With the birth of photography the Camera Obscura evolves through the 19th and early 20thcentury, As with the efforts of Steiglitz to the f-64 group, photography as art is debated. Of course, photography is art. Thus any serious photographer with darkroom understanding who paints from his photographs must carry over vision as a photographer, has the advantage as a painter who has taken the ideas of using camera obscura to exponent levels.

Thus for obvious reasons my initial paintings of post-Manilatown are simply another form of the photographic printing process and darkroom techniques, dodging burning, cropping, contrast and even curves apply. Though many use projected images, I’ve kept it simple by using grid transfer, common techniques of muralists. It is more dependent on drawing skill as opposed to tracing from a projected image. Thus, a possibility of expressionism, mistakes or deviations of character.

Though I had been drawing and painting previously, my formal transition to painting from my photographs was initiated in January 2017, when I was asked to exhibit at the Manilatown Heritage Foundation’s August 4th 50th Anniversary of the international Hotel Eviction. I initially thought of showing my photographs of post-Manilatown, photographs I had made from 1977 to 1985. But as I no longer had a darkroom, and lacked the funds to have my works printed for exhibition, I decided I could paint them. Thus, from January to July of 2017, I made 30 paintings on canvases of 20×20 inches and 16×20 inches. This was my initiation.

As I began monochromatic trying to emulate my black and white printing process, I soon deviated to color, drawing on my five semesters of painting and my particular interests in figurative expressionist painters.

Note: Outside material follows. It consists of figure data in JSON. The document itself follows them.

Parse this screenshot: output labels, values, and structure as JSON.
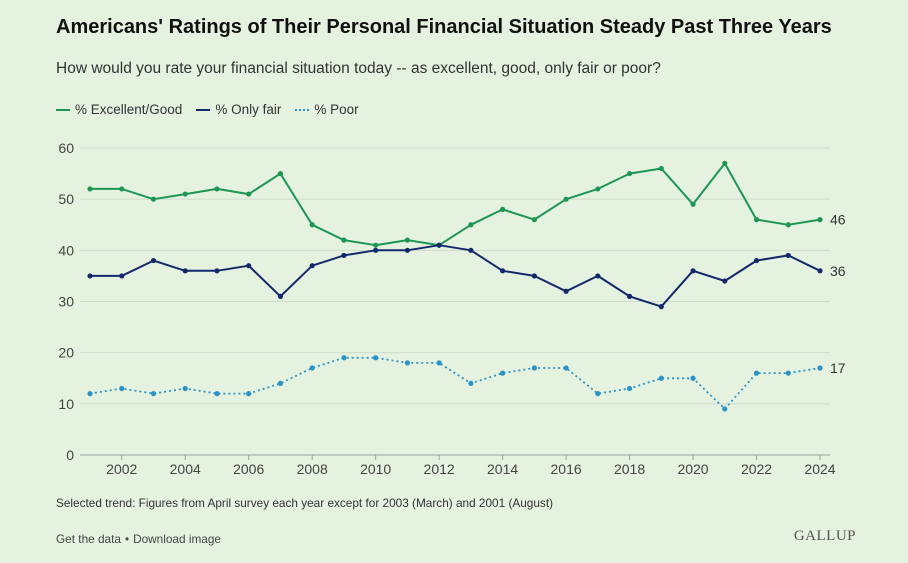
{
  "header": {
    "title": "Americans' Ratings of Their Personal Financial Situation Steady Past Three Years",
    "subtitle": "How would you rate your financial situation today -- as excellent, good, only fair or poor?"
  },
  "legend": {
    "items": [
      {
        "label": "% Excellent/Good"
      },
      {
        "label": "% Only fair"
      },
      {
        "label": "% Poor"
      }
    ]
  },
  "colors": {
    "excellent_good": "#1e9653",
    "only_fair": "#13296b",
    "poor": "#2a93c7",
    "grid": "#cfdccb",
    "axis_text": "#444444"
  },
  "chart_data": {
    "type": "line",
    "title": "Americans' Ratings of Their Personal Financial Situation Steady Past Three Years",
    "subtitle": "How would you rate your financial situation today -- as excellent, good, only fair or poor?",
    "xlabel": "",
    "ylabel": "",
    "x": [
      2001,
      2002,
      2003,
      2004,
      2005,
      2006,
      2007,
      2008,
      2009,
      2010,
      2011,
      2012,
      2013,
      2014,
      2015,
      2016,
      2017,
      2018,
      2019,
      2020,
      2021,
      2022,
      2023,
      2024
    ],
    "x_ticks": [
      2002,
      2004,
      2006,
      2008,
      2010,
      2012,
      2014,
      2016,
      2018,
      2020,
      2022,
      2024
    ],
    "y_ticks": [
      0,
      10,
      20,
      30,
      40,
      50,
      60
    ],
    "xlim": [
      2001,
      2024
    ],
    "ylim": [
      0,
      60
    ],
    "grid": "horizontal",
    "legend_position": "top-left",
    "end_labels": true,
    "series": [
      {
        "name": "% Excellent/Good",
        "style": "solid",
        "values": [
          52,
          52,
          50,
          51,
          52,
          51,
          55,
          45,
          42,
          41,
          42,
          41,
          45,
          48,
          46,
          50,
          52,
          55,
          56,
          49,
          57,
          46,
          45,
          46
        ]
      },
      {
        "name": "% Only fair",
        "style": "solid",
        "values": [
          35,
          35,
          38,
          36,
          36,
          37,
          31,
          37,
          39,
          40,
          40,
          41,
          40,
          36,
          35,
          32,
          35,
          31,
          29,
          36,
          34,
          38,
          39,
          36
        ]
      },
      {
        "name": "% Poor",
        "style": "dotted",
        "values": [
          12,
          13,
          12,
          13,
          12,
          12,
          14,
          17,
          19,
          19,
          18,
          18,
          14,
          16,
          17,
          17,
          12,
          13,
          15,
          15,
          9,
          16,
          16,
          17
        ]
      }
    ]
  },
  "note": "Selected trend: Figures from April survey each year except for 2003 (March) and 2001 (August)",
  "footer": {
    "get_data": "Get the data",
    "separator": "•",
    "download": "Download image",
    "brand": "GALLUP"
  }
}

When my show opened I was very gratified by comments by some who knew the Manongs, that they could feel their spirits in the space, that I finally had brought the Manongs of Manilatown home.

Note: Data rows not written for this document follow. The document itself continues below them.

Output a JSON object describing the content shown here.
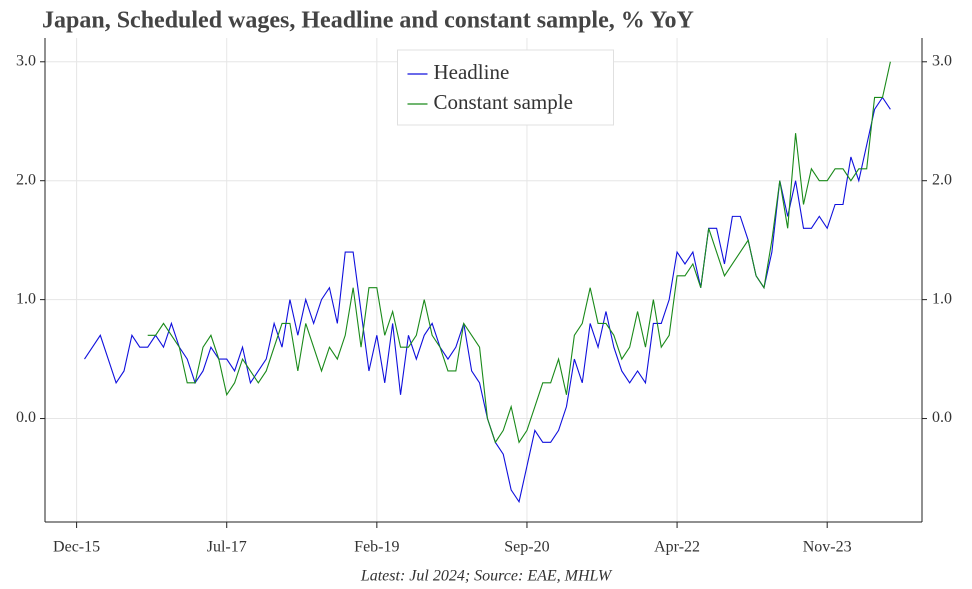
{
  "chart_data": {
    "type": "line",
    "title": "Japan, Scheduled wages, Headline and constant sample, % YoY",
    "footnote": "Latest: Jul 2024; Source: EAE, MHLW",
    "x": [
      "2016-01",
      "2016-02",
      "2016-03",
      "2016-04",
      "2016-05",
      "2016-06",
      "2016-07",
      "2016-08",
      "2016-09",
      "2016-10",
      "2016-11",
      "2016-12",
      "2017-01",
      "2017-02",
      "2017-03",
      "2017-04",
      "2017-05",
      "2017-06",
      "2017-07",
      "2017-08",
      "2017-09",
      "2017-10",
      "2017-11",
      "2017-12",
      "2018-01",
      "2018-02",
      "2018-03",
      "2018-04",
      "2018-05",
      "2018-06",
      "2018-07",
      "2018-08",
      "2018-09",
      "2018-10",
      "2018-11",
      "2018-12",
      "2019-01",
      "2019-02",
      "2019-03",
      "2019-04",
      "2019-05",
      "2019-06",
      "2019-07",
      "2019-08",
      "2019-09",
      "2019-10",
      "2019-11",
      "2019-12",
      "2020-01",
      "2020-02",
      "2020-03",
      "2020-04",
      "2020-05",
      "2020-06",
      "2020-07",
      "2020-08",
      "2020-09",
      "2020-10",
      "2020-11",
      "2020-12",
      "2021-01",
      "2021-02",
      "2021-03",
      "2021-04",
      "2021-05",
      "2021-06",
      "2021-07",
      "2021-08",
      "2021-09",
      "2021-10",
      "2021-11",
      "2021-12",
      "2022-01",
      "2022-02",
      "2022-03",
      "2022-04",
      "2022-05",
      "2022-06",
      "2022-07",
      "2022-08",
      "2022-09",
      "2022-10",
      "2022-11",
      "2022-12",
      "2023-01",
      "2023-02",
      "2023-03",
      "2023-04",
      "2023-05",
      "2023-06",
      "2023-07",
      "2023-08",
      "2023-09",
      "2023-10",
      "2023-11",
      "2023-12",
      "2024-01",
      "2024-02",
      "2024-03",
      "2024-04",
      "2024-05",
      "2024-06",
      "2024-07"
    ],
    "series": [
      {
        "name": "Headline",
        "color": "#1010dd",
        "values": [
          0.5,
          0.6,
          0.7,
          0.5,
          0.3,
          0.4,
          0.7,
          0.6,
          0.6,
          0.7,
          0.6,
          0.8,
          0.6,
          0.5,
          0.3,
          0.4,
          0.6,
          0.5,
          0.5,
          0.4,
          0.6,
          0.3,
          0.4,
          0.5,
          0.8,
          0.6,
          1.0,
          0.7,
          1.0,
          0.8,
          1.0,
          1.1,
          0.8,
          1.4,
          1.4,
          0.9,
          0.4,
          0.7,
          0.3,
          0.8,
          0.2,
          0.7,
          0.5,
          0.7,
          0.8,
          0.6,
          0.5,
          0.6,
          0.8,
          0.4,
          0.3,
          0.0,
          -0.2,
          -0.3,
          -0.6,
          -0.7,
          -0.4,
          -0.1,
          -0.2,
          -0.2,
          -0.1,
          0.1,
          0.5,
          0.3,
          0.8,
          0.6,
          0.9,
          0.6,
          0.4,
          0.3,
          0.4,
          0.3,
          0.8,
          0.8,
          1.0,
          1.4,
          1.3,
          1.4,
          1.1,
          1.6,
          1.6,
          1.3,
          1.7,
          1.7,
          1.5,
          1.2,
          1.1,
          1.4,
          2.0,
          1.7,
          2.0,
          1.6,
          1.6,
          1.7,
          1.6,
          1.8,
          1.8,
          2.2,
          2.0,
          2.3,
          2.6,
          2.7,
          2.6
        ]
      },
      {
        "name": "Constant sample",
        "color": "#1a8a1a",
        "values": [
          null,
          null,
          null,
          null,
          null,
          null,
          null,
          null,
          0.7,
          0.7,
          0.8,
          0.7,
          0.6,
          0.3,
          0.3,
          0.6,
          0.7,
          0.5,
          0.2,
          0.3,
          0.5,
          0.4,
          0.3,
          0.4,
          0.6,
          0.8,
          0.8,
          0.4,
          0.8,
          0.6,
          0.4,
          0.6,
          0.5,
          0.7,
          1.1,
          0.6,
          1.1,
          1.1,
          0.7,
          0.9,
          0.6,
          0.6,
          0.7,
          1.0,
          0.7,
          0.6,
          0.4,
          0.4,
          0.8,
          0.7,
          0.6,
          0.0,
          -0.2,
          -0.1,
          0.1,
          -0.2,
          -0.1,
          0.1,
          0.3,
          0.3,
          0.5,
          0.2,
          0.7,
          0.8,
          1.1,
          0.8,
          0.8,
          0.7,
          0.5,
          0.6,
          0.9,
          0.6,
          1.0,
          0.6,
          0.7,
          1.2,
          1.2,
          1.3,
          1.1,
          1.6,
          1.4,
          1.2,
          1.3,
          1.4,
          1.5,
          1.2,
          1.1,
          1.5,
          2.0,
          1.6,
          2.4,
          1.8,
          2.1,
          2.0,
          2.0,
          2.1,
          2.1,
          2.0,
          2.1,
          2.1,
          2.7,
          2.7,
          3.0
        ]
      }
    ],
    "xlim": [
      "2015-08",
      "2024-11"
    ],
    "xticks": [
      {
        "value": "2015-12",
        "label": "Dec-15"
      },
      {
        "value": "2017-07",
        "label": "Jul-17"
      },
      {
        "value": "2019-02",
        "label": "Feb-19"
      },
      {
        "value": "2020-09",
        "label": "Sep-20"
      },
      {
        "value": "2022-04",
        "label": "Apr-22"
      },
      {
        "value": "2023-11",
        "label": "Nov-23"
      }
    ],
    "ylim": [
      -0.87,
      3.2
    ],
    "yticks": [
      {
        "value": 0,
        "label": "0.0"
      },
      {
        "value": 1,
        "label": "1.0"
      },
      {
        "value": 2,
        "label": "2.0"
      },
      {
        "value": 3,
        "label": "3.0"
      }
    ],
    "grid": true,
    "legend": "upper center"
  }
}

I appreciate the attention I’ve received, but I know there are many much more deserving artists and photographers of amazing skill and accomplishment. For me though this simple process is still very much a link to my ideas of purism, a simplicity I think that was Manilatown, my starting point.

Artist’s Bio:

I was born an American citizen in Manila on Many 11th, 1951. My father was a Bataan Death March survivor who had immigrated to San Francisco to work at Letterman Army Hospital in the Presidio. I grew up in the Haight/Ashbury. I began as a photographer in 1970, and became involved with ethnic studies at San Francisco State University in the early 70’s, which drew my attentions as a photographer. Though I’ve taken many classes in art and photography, I’m primarily self-taught. As a professional commercial photographer, I’ve worked as a portrait and wedding photographer, but primarily was a commercial digital product photographer for 15 years. During my extended time in the Philippines I was also hired for one season as the official photographer of the PBL. Throughout I’ve always maintain my personal work as a street and fine art photographer, and covering many events for their historical value. Since my exhibit as the featured artist at the Manilatown Heritage Foundation’s 50th Anniversary of the International Hotel eviction in 2017, I’ve taken to painting more earnestly. Though technically retired, I’m often traveling to Asia to photograph, paint, and study. I’ve been practicing Taiji for 4 years with interests in Taoist thought, Tagalog and Mandarin.